Sabe-se que o gene Ric-8b correspondente em seres humanos é muito semelhante ao dos camundongos no que diz respeito a suas sequências de aminoácidos: apresentam mais de 95% de identidade. Trata-se, portanto, de uma proteína que ao longo da evolução se manteve muito conservada. É possível que no homem ela desempenhe também um papel importante no olfato e no desenvolvimento embrionário, questões estas que devem ser investigadas no futuro.

Perspectivas futuras

O Laboratório ainda busca esclarecer os mecanismos através dos quais a ausência de Ric-8b leva à morte dos neurônios olfatórios.

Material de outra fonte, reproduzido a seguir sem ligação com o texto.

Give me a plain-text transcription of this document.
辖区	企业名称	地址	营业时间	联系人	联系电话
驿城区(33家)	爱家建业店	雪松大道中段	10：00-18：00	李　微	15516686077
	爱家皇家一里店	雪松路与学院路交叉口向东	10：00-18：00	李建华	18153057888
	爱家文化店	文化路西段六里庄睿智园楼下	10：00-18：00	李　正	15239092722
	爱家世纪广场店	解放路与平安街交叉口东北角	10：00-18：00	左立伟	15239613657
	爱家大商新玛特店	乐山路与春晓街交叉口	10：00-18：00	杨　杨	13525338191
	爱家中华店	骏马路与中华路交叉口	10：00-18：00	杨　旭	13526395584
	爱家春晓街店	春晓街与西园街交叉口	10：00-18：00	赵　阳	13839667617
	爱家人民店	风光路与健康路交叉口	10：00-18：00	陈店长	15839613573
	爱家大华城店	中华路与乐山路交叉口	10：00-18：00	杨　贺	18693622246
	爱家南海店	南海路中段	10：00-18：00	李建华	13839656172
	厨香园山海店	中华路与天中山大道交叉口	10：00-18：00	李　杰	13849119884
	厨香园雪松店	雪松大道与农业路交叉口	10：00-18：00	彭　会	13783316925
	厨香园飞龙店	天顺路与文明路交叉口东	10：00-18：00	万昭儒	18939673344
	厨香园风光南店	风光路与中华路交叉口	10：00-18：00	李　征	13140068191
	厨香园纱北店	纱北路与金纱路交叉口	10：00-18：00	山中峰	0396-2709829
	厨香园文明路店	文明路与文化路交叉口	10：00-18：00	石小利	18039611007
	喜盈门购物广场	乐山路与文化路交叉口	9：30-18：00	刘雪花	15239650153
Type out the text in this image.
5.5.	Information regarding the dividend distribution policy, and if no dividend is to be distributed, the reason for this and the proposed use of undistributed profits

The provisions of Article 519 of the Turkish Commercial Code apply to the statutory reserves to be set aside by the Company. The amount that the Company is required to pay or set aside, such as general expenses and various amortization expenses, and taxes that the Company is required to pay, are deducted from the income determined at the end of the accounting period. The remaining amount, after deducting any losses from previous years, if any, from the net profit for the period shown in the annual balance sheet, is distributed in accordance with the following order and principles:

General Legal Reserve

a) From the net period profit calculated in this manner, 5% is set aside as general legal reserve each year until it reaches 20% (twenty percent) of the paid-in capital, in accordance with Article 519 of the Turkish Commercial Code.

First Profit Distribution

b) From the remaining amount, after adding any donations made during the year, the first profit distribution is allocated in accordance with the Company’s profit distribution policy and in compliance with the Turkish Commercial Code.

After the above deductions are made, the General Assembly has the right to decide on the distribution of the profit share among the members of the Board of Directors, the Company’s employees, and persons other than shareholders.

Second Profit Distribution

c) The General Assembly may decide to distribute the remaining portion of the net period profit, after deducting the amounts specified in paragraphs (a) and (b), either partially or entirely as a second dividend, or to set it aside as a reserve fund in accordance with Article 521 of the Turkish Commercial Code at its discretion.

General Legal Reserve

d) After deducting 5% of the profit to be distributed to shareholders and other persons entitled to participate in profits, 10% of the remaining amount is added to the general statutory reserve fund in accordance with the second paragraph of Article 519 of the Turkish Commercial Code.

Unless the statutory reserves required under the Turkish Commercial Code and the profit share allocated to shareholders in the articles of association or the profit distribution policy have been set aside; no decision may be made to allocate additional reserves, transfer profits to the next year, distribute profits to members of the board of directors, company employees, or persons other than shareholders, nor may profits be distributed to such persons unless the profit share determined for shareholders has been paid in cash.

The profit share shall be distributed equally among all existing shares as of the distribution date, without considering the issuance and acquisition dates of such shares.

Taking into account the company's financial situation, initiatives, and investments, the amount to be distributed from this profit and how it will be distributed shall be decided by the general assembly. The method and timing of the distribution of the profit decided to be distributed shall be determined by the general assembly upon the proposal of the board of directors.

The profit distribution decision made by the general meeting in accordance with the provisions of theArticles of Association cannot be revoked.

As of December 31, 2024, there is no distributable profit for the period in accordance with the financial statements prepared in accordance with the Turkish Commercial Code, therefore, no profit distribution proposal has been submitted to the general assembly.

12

A compreensão destes mecanismos poderá contribuir no futuro para intervenções que propiciem a sobrevivência destes neurônios, combatendo desta maneira eventuais deficiências olfatórias. “Outra questão interessante na área de olfato é compreender como comportamentos dependentes do olfato são gerados, ou seja, como um cheiro vai ser propagado para desenvolver um determinado comportamento”, conta a pesquisadora. “Poderemos utilizar este nosso modelo animal para estudar se a anosmia contribui para diferentes tipos de transtornos mentais como ansiedade e depressão, ou distúrbios alimentares”.

Bettina ainda comenta a importância de seus estudos relacionados ao olfato, um sentido por muitas vezes negligenciado com relação aos demais: “Sua ausência atrapalha e compromete muito a qualidade de vida das pessoas. Os aromas, que contribuem para o sabor dos alimentos, por exemplo, são reconhecidos principalmente através do sentido do olfato”, conta. “Além disto, o sentido do olfato pode ser um indicador de problemas de saúde já que várias doenças são acompanhadas de deficiências olfativas, como Parkinson e Alzheimer.